ONSITE
10-19 NOV 2023
ONLINE
15-28 JAN 2024

Last Things

Parallel

Synopsis

Evolution and extinction from the point of view of rocks and various future others: Last Things introduces the geobiosphere as a place of evolutionary possibility, where humans disappear but life endures.

Deborah Stratman takes up a pluralist vision of evolution, where imagining prehistory is inseparable from envisioning the future, and combines pure science with speculative fiction to weave a visual poem with evocative sounds and texts from writers and thinkers from all ages and sounds, together with landscapes and microscopic photographs that reveal the textures of rocks.

Biography and Films

Deborah Stratman (Washington, D.C., 1967) is a filmmaker and an associate professor in the School of Art & Art History at the University of Illinois at Chicago. Much of her work points to the relationships between physical environments and the human power struggles that play out on the land and address ideas of freedom, identity, control, ghosts and faith. Blurring the lines between documentary and experimental filmmaking, she mixes analogue and digital images with archive footage. Her work has been exhibited at MoMA and MoMA PS1, Centre Pompidou, Witte de With and Tabakalera, among many other art centres, and her films have been screened at festivals such as Sundance, Berlinale, CPH:DOX, True/False, Toronto, Locarno and Rotterdam.

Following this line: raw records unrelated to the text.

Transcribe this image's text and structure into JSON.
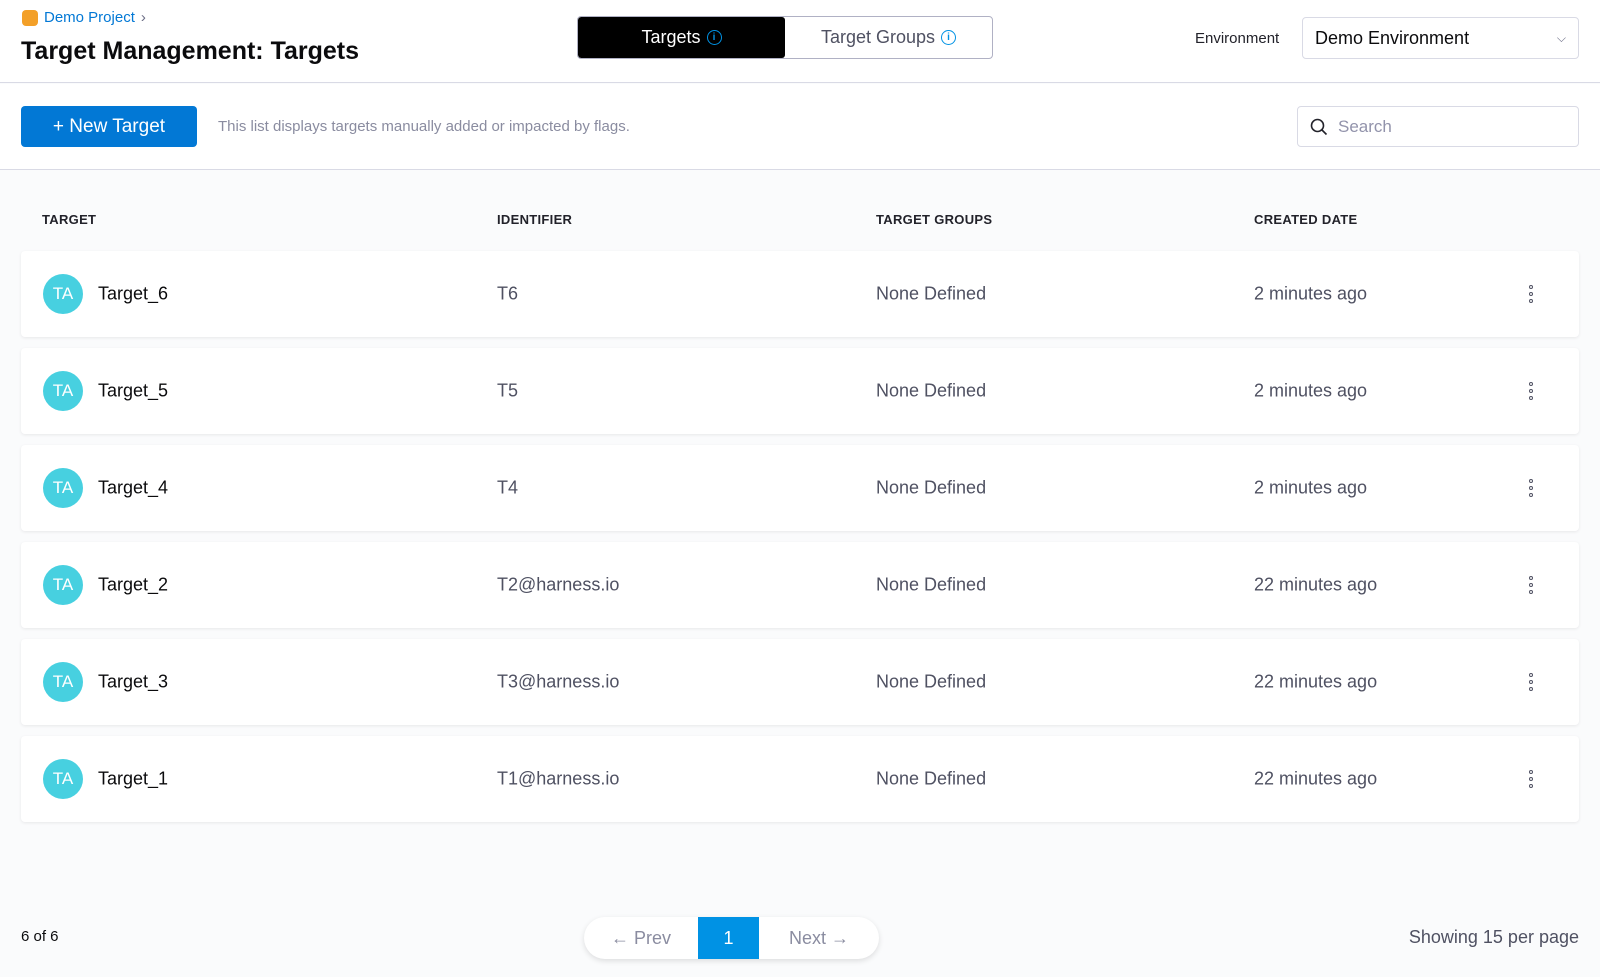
{
  "breadcrumb": {
    "project": "Demo Project"
  },
  "page_title": "Target Management: Targets",
  "tabs": [
    {
      "label": "Targets",
      "active": true
    },
    {
      "label": "Target Groups",
      "active": false
    }
  ],
  "environment": {
    "label": "Environment",
    "selected": "Demo Environment"
  },
  "toolbar": {
    "new_target": "+ New Target",
    "hint": "This list displays targets manually added or impacted by flags.",
    "search_placeholder": "Search"
  },
  "table": {
    "columns": [
      "TARGET",
      "IDENTIFIER",
      "TARGET GROUPS",
      "CREATED DATE"
    ],
    "rows": [
      {
        "avatar": "TA",
        "name": "Target_6",
        "identifier": "T6",
        "groups": "None Defined",
        "created": "2 minutes ago"
      },
      {
        "avatar": "TA",
        "name": "Target_5",
        "identifier": "T5",
        "groups": "None Defined",
        "created": "2 minutes ago"
      },
      {
        "avatar": "TA",
        "name": "Target_4",
        "identifier": "T4",
        "groups": "None Defined",
        "created": "2 minutes ago"
      },
      {
        "avatar": "TA",
        "name": "Target_2",
        "identifier": "T2@harness.io",
        "groups": "None Defined",
        "created": "22 minutes ago"
      },
      {
        "avatar": "TA",
        "name": "Target_3",
        "identifier": "T3@harness.io",
        "groups": "None Defined",
        "created": "22 minutes ago"
      },
      {
        "avatar": "TA",
        "name": "Target_1",
        "identifier": "T1@harness.io",
        "groups": "None Defined",
        "created": "22 minutes ago"
      }
    ]
  },
  "footer": {
    "count": "6 of 6",
    "prev": "← Prev",
    "page": "1",
    "next": "Next →",
    "per_page": "Showing 15 per page"
  },
  "colors": {
    "primary": "#0278d5",
    "avatar": "#47d0e0",
    "active_page": "#0092e4"
  }
}
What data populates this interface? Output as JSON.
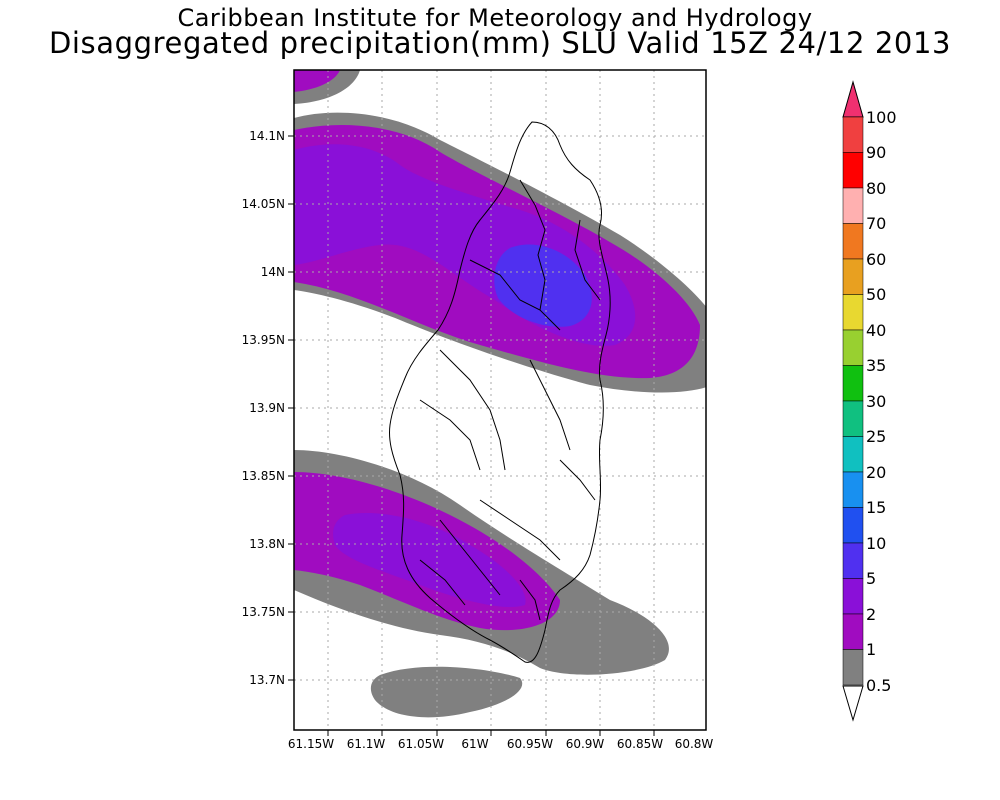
{
  "title": {
    "line1": "Caribbean Institute for Meteorology and Hydrology",
    "line2": "Disaggregated precipitation(mm) SLU Valid 15Z 24/12 2013"
  },
  "axes": {
    "lon_ticks": [
      "61.15W",
      "61.1W",
      "61.05W",
      "61W",
      "60.95W",
      "60.9W",
      "60.85W",
      "60.8W"
    ],
    "lat_ticks": [
      "14.1N",
      "14.05N",
      "14N",
      "13.95N",
      "13.9N",
      "13.85N",
      "13.8N",
      "13.75N",
      "13.7N"
    ]
  },
  "colorbar": {
    "labels": [
      "100",
      "90",
      "80",
      "70",
      "60",
      "50",
      "40",
      "35",
      "30",
      "25",
      "20",
      "15",
      "10",
      "5",
      "2",
      "1",
      "0.5"
    ],
    "colors": [
      "#f03070",
      "#f04040",
      "#ff0000",
      "#ffb0b0",
      "#f07820",
      "#e8a020",
      "#e8d830",
      "#98d030",
      "#10c010",
      "#10c080",
      "#10c0c0",
      "#1890f0",
      "#2050f0",
      "#5030f0",
      "#8a10d8",
      "#a00cc0",
      "#808080"
    ]
  }
}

She made her Spanish debut in 2002, when In Order Not to Be Here competed in the official section at l’Alternativa, and she has been a festival regular ever since: O’er the Land won Best Documentary in 2009 and The Illinois Parables won a Special Mention in the Feature Film section. In l'Alternativa 2017 she presented a retrospective on her work and led a Sonic Rambling workshop.

Her latest feature, Last Things, is being screened at l'Alternativa 2023 after its world premiere at Sundance and playing at the Berlinale, and The Illinois Parables is also be rescreened this year.